- From: Maciej Stachowiak <mjs@apple.com>
- Date: Tue, 29 Jun 2010 12:03:15 -0700
- To: Adam Barth <w3c@adambarth.com>
- Cc: Henri Sivonen <hsivonen@iki.fi>, HTML WG <public-html@w3.org>
On Jun 29, 2010, at 11:29 AM, Adam Barth wrote: > Hi Henri, > > WebKit received a bug report [1] about URLs in attributes akin to the following: > > http://example.com/foo?bar=baz&prod_id=qux > > Recall that ∏ is an HTML entity. According to my reading of > <http://www.whatwg.org/specs/web-apps/current-work/multipage/tokenization.html#tokenizing-character-references>, > we ought to consume the "&prod" in an attribute as a named entity. > However, Minefield does not appear to process the input stream this > way: > > https://bug-41345-attachments.webkit.org/attachment.cgi?id=60037 > > Notice, however, that when we use £ in a similar way, Minefield > does consume "£" as a named entity: > > http://example.com/foo?bar=baz£_id=qux > > Is Minefield's behavior here intentional?

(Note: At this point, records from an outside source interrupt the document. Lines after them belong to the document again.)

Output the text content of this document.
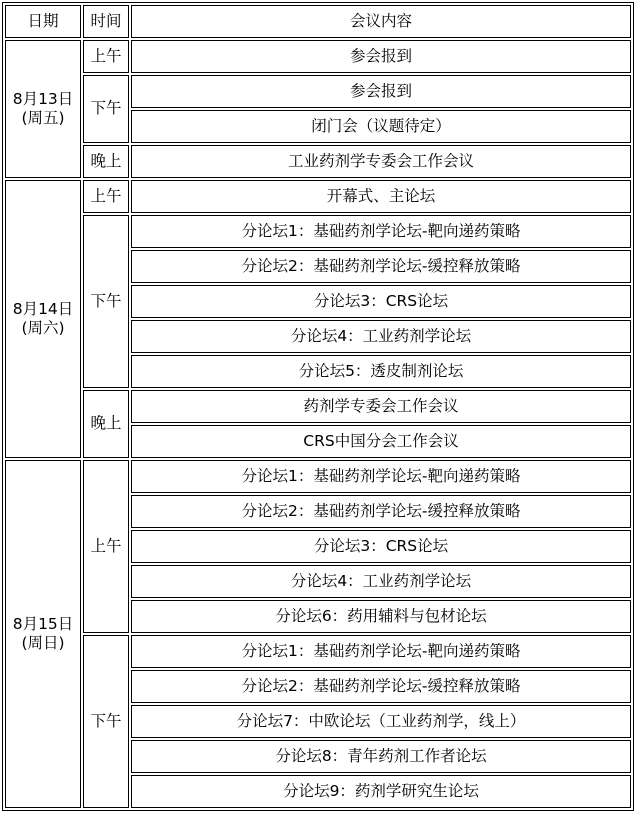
日期	时间	会议内容

8月13日
(周五)	上午	参会报到
	下午	参会报到
		闭门会（议题待定）
	晚上	工业药剂学专委会工作会议

8月14日
(周六)	上午	开幕式、主论坛
	下午	分论坛1：基础药剂学论坛-靶向递药策略
		分论坛2：基础药剂学论坛-缓控释放策略
		分论坛3：CRS论坛
		分论坛4：工业药剂学论坛
		分论坛5：透皮制剂论坛
	晚上	药剂学专委会工作会议
		CRS中国分会工作会议

8月15日
(周日)	上午	分论坛1：基础药剂学论坛-靶向递药策略
		分论坛2：基础药剂学论坛-缓控释放策略
		分论坛3：CRS论坛
		分论坛4：工业药剂学论坛
		分论坛6：药用辅料与包材论坛
	下午	分论坛1：基础药剂学论坛-靶向递药策略
		分论坛2：基础药剂学论坛-缓控释放策略
		分论坛7：中欧论坛（工业药剂学，线上）
		分论坛8：青年药剂工作者论坛
		分论坛9：药剂学研究生论坛
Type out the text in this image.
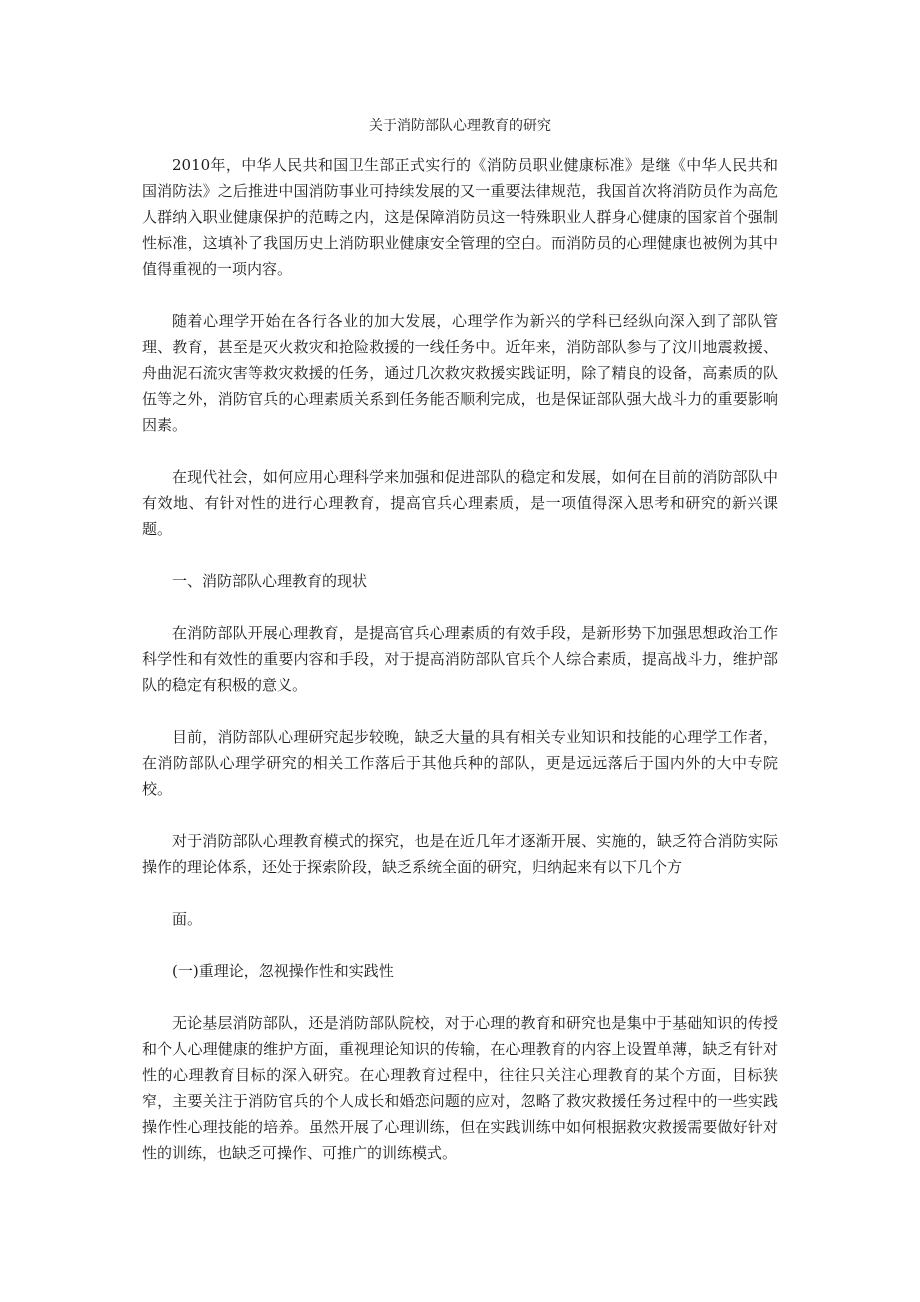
关于消防部队心理教育的研究

2010年，中华人民共和国卫生部正式实行的《消防员职业健康标准》是继《中华人民共和国消防法》之后推进中国消防事业可持续发展的又一重要法律规范，我国首次将消防员作为高危人群纳入职业健康保护的范畴之内，这是保障消防员这一特殊职业人群身心健康的国家首个强制性标准，这填补了我国历史上消防职业健康安全管理的空白。而消防员的心理健康也被例为其中值得重视的一项内容。

随着心理学开始在各行各业的加大发展，心理学作为新兴的学科已经纵向深入到了部队管理、教育，甚至是灭火救灾和抢险救援的一线任务中。近年来，消防部队参与了汶川地震救援、舟曲泥石流灾害等救灾救援的任务，通过几次救灾救援实践证明，除了精良的设备，高素质的队伍等之外，消防官兵的心理素质关系到任务能否顺利完成，也是保证部队强大战斗力的重要影响因素。

在现代社会，如何应用心理科学来加强和促进部队的稳定和发展，如何在目前的消防部队中有效地、有针对性的进行心理教育，提高官兵心理素质，是一项值得深入思考和研究的新兴课题。

一、消防部队心理教育的现状

在消防部队开展心理教育，是提高官兵心理素质的有效手段，是新形势下加强思想政治工作科学性和有效性的重要内容和手段，对于提高消防部队官兵个人综合素质，提高战斗力，维护部队的稳定有积极的意义。

目前，消防部队心理研究起步较晚，缺乏大量的具有相关专业知识和技能的心理学工作者，在消防部队心理学研究的相关工作落后于其他兵种的部队，更是远远落后于国内外的大中专院校。

对于消防部队心理教育模式的探究，也是在近几年才逐渐开展、实施的，缺乏符合消防实际操作的理论体系，还处于探索阶段，缺乏系统全面的研究，归纳起来有以下几个方

面。

(一)重理论，忽视操作性和实践性

无论基层消防部队，还是消防部队院校，对于心理的教育和研究也是集中于基础知识的传授和个人心理健康的维护方面，重视理论知识的传输，在心理教育的内容上设置单薄，缺乏有针对性的心理教育目标的深入研究。在心理教育过程中，往往只关注心理教育的某个方面，目标狭窄，主要关注于消防官兵的个人成长和婚恋问题的应对，忽略了救灾救援任务过程中的一些实践操作性心理技能的培养。虽然开展了心理训练，但在实践训练中如何根据救灾救援需要做好针对性的训练，也缺乏可操作、可推广的训练模式。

Should we update the spec > to explain why these two entities are treated differently? Is my > interpretation of the spec incorrect? (Note that the legacy WebKit > parser acts the same way as Minefield on these test cases.) I believe the spec matches Minefieled and the WebKit behavior is a bug. The algorithm you cited has this constraint: "If the character reference is being consumed as part of an attribute, and the last character matched is not a U+003B SEMICOLON character (;), and the next character is either a U+003D EQUALS SIGN character (=) or in the range U+0030 DIGIT ZERO (0) to U+0039 DIGIT NINE (9), U+0041 LATIN CAPITAL LETTER A to U+005A LATIN CAPITAL LETTER Z, or U+0061 LATIN SMALL LETTER A to U+007A LATIN SMALL LETTER Z, then, for historical reasons, all the characters that were matched after the U+0026 AMPERSAND character (&) must be unconsumed, and nothing is returned." Regards, Maciej
Received on Tuesday, 29 June 2010 19:03:51 UTC